Advanced ENVI for GEOINT is a scenario-based follow-on to ENVI Basics for GEOINT, designed for remote sensing specialists, geospatial engineers, or risk managers wanting to produce advanced products to support various operations. The 10 modules represent scenarios in which students solve complex real-world geospatial problems and generate sophisticated, actionable intelligence products from diverse sensor sources.
Core Components:
- Advanced Spectral Processing and Analysis: Utilizes hyper- and multispectral imagery for feature detection, material identification, and classification.
- LiDAR Point Cloud Processing: Navigating 3D point clouds, measuring distances, and generating elevation raster or vector products.
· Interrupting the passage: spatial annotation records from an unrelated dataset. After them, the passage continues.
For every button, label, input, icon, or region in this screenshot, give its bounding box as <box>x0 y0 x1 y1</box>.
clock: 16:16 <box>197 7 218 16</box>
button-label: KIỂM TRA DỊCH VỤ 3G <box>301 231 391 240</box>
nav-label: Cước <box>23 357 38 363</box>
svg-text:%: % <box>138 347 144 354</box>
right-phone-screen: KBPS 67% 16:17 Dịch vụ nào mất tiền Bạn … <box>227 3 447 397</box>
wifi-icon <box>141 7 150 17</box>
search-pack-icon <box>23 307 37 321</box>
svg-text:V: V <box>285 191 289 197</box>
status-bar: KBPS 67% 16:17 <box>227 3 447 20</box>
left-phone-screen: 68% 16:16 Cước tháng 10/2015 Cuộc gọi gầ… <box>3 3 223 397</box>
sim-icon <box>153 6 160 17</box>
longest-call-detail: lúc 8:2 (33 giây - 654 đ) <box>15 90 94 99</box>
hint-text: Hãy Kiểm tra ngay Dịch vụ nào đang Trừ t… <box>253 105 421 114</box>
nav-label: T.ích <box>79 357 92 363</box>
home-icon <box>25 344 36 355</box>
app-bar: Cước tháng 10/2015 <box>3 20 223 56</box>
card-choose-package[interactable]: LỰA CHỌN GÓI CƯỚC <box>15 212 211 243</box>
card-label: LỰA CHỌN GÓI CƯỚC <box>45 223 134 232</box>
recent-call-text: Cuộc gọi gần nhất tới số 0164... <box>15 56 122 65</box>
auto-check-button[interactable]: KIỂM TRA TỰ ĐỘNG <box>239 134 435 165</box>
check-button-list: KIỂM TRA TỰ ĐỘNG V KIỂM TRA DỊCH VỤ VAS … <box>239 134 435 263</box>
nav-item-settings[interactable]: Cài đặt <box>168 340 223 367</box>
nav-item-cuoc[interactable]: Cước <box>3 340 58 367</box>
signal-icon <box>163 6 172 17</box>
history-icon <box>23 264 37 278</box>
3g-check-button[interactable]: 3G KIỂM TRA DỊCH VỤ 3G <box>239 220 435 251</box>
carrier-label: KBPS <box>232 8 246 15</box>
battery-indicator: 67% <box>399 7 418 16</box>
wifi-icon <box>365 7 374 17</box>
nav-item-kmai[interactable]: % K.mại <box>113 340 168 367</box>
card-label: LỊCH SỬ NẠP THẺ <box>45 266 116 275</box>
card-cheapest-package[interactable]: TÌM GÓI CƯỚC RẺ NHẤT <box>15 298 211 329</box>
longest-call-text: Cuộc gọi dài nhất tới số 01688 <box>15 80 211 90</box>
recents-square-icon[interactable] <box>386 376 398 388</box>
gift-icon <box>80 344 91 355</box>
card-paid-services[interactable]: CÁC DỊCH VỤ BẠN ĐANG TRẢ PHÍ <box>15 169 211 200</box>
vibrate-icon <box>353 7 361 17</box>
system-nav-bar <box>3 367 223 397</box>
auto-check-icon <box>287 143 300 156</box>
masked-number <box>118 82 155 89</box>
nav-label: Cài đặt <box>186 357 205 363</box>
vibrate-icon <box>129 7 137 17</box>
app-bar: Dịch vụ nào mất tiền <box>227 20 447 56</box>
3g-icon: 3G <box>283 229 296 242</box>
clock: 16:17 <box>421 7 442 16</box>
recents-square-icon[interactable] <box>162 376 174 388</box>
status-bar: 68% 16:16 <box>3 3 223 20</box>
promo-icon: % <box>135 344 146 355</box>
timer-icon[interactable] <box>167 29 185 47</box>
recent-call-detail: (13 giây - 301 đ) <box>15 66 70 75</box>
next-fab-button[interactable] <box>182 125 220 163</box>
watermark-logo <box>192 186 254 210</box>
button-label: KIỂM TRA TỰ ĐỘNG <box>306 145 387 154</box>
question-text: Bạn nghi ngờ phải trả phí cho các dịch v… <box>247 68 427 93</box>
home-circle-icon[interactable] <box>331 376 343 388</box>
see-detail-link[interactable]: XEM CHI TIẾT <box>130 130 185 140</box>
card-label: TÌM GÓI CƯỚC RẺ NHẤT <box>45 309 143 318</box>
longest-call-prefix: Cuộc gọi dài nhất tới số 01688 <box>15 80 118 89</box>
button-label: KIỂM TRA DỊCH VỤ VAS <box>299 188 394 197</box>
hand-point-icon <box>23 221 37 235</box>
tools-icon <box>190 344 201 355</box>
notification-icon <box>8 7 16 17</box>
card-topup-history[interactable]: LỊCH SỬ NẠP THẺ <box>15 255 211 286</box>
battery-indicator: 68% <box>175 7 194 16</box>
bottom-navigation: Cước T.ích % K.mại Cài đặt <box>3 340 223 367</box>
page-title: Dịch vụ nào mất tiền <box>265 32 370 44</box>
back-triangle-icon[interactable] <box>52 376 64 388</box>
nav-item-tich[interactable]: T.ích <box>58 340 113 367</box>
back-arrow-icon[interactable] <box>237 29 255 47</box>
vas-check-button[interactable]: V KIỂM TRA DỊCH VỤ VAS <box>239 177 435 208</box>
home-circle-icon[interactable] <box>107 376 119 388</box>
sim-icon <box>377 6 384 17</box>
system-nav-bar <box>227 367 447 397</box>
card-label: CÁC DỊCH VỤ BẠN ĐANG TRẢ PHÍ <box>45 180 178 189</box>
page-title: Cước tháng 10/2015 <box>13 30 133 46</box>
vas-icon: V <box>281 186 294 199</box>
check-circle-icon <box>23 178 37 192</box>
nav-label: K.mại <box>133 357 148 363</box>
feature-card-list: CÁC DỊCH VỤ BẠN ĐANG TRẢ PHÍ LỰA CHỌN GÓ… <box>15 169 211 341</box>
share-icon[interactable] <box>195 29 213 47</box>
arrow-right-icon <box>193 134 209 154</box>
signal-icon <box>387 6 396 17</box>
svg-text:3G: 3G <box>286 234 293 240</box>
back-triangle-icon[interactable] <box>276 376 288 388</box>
- 3D Terrain Analysis: Exploit high-resolution, stereographic images to generate raster elevation products and use viewshed tools to determine zones of visibility for field operations.
- Workflow Automation: Utilizing ENVI’s Modeler and IDL for scripting, customizing, and automating repeatable GEOINT tasks.
- ArcGIS Pro Integration: Export ENVI Modeler workflows as ArcGIS Pro toolboxes and synchronize both applications displays for enhanced spatial analysis.
Learning outcomes
After this course, you will be able to:
- Process and analyze LiDAR, optical, and SAR data in ENVI to generate elevation models, vegetation metrics, and activity-based insights.
- Apply supervised, unsupervised, machine learning, and deep learning techniques for land cover classification, material identification, and aircraft detection.
- Perform advanced spectral and change detection analyses, including vegetation indices and target detection.
- Create and automate geospatial workflows using ENVI Modeler, ENVI + IDL, and custom tools to produce repeatable, value-added products.
- Generate 3D products and terrain models from LiDAR and stereo imagery, including point clouds, DSMs, and visibility analyses for route and observer planning.
- Integrate ENVI outputs with ArcGIS Pro to support broader GIS workflows and decision-making environments.
These skills will enable you to move from manual, time-consuming tasks to accelerated, automated workflows, enhancing situational awareness for applications such as threat detection, crisis response, and environmental monitoring.